The Minister, who has decided to implement the key recommendations of the Government's Salmon Task Force report, said that drift netting would be curtailed to June and July only. The activity would be legal for licenceholders for four, rather than five, days a week.
In a statement issued after a meeting yesterday with the Irish Fishermen's Organisation, the Minister also confirmed that he intended to cap the number of licences at the 1995 level of 773 instead of the current maximum number of 847.
The task force report's other recommendations, which he intends to implement, include restricting the salmon fishing area from 12 miles to a six mile limit, and legalising daytime fishing only from 4 a.m. to 9 p.m., instead of 24 hour.
The IFO had asked the Minister to relax some of the measures suggested in the report, but he rejected this and said that his priority was conservation of wild salmon stocks, which were a unique resource.
The tagging and quota systems' recommended in the task force report would require new primary legislation, he said, and it would not be possible to have this in place before 1998.

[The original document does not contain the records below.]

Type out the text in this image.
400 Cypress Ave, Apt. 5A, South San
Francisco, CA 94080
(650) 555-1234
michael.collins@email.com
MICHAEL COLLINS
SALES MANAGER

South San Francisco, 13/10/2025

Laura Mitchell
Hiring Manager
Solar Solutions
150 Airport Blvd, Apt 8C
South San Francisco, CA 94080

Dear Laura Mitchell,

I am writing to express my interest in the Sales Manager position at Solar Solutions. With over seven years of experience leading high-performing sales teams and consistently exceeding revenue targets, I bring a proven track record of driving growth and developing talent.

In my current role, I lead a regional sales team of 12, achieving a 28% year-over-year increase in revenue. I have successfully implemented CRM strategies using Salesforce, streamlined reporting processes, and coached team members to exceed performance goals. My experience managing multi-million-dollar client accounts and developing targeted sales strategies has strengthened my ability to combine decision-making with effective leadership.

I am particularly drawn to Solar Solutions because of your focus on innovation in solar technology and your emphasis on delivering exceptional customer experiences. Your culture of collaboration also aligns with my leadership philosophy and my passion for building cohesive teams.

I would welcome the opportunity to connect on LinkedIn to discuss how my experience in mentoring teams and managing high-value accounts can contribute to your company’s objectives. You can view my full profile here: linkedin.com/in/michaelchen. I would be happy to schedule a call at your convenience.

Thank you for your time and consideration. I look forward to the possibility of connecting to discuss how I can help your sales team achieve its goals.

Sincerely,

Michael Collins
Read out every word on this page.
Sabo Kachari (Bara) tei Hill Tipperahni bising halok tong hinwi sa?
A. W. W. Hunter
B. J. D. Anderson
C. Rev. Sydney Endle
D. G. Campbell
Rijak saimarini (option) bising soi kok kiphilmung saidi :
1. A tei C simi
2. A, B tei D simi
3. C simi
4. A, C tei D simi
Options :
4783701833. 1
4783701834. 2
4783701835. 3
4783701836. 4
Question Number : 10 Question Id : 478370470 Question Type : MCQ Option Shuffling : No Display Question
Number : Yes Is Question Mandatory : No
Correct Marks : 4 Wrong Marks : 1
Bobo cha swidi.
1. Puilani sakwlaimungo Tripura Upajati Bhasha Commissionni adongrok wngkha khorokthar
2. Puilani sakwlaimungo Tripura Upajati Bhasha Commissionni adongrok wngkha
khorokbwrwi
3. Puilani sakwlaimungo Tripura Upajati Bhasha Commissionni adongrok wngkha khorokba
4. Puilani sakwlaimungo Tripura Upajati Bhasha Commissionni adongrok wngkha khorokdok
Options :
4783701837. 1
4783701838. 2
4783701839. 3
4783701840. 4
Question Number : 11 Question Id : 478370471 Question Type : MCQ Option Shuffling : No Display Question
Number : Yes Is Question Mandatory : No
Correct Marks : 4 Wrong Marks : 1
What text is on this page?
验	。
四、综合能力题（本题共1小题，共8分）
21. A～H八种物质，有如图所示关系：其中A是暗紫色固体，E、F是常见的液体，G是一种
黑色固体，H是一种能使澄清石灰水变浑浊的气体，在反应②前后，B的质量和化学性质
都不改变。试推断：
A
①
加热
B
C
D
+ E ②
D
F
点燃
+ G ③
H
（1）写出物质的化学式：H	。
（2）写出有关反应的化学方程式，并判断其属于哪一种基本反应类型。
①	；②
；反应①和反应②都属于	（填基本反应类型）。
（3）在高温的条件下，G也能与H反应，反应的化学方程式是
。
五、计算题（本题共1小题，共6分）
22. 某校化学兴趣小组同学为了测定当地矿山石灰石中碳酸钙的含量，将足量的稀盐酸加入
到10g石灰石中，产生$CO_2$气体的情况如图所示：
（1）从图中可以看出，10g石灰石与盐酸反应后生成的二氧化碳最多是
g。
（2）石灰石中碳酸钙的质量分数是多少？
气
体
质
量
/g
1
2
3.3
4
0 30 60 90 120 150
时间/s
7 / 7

The Minister emphasised that he wanted to proceed with the conservation measures from next year.
Earlier this week, salmon draftnetters had condemned the Minister's initiative and had called for an outright ban on drift nets. The Irish Estuaries' Traditional Salmon Net Fishermen's Association said that a more drastic approach was required to save the salmon. Its members supported motions of no confidence in the task force report which were passed by the Southern and Shannon Regional Fisheries Boards.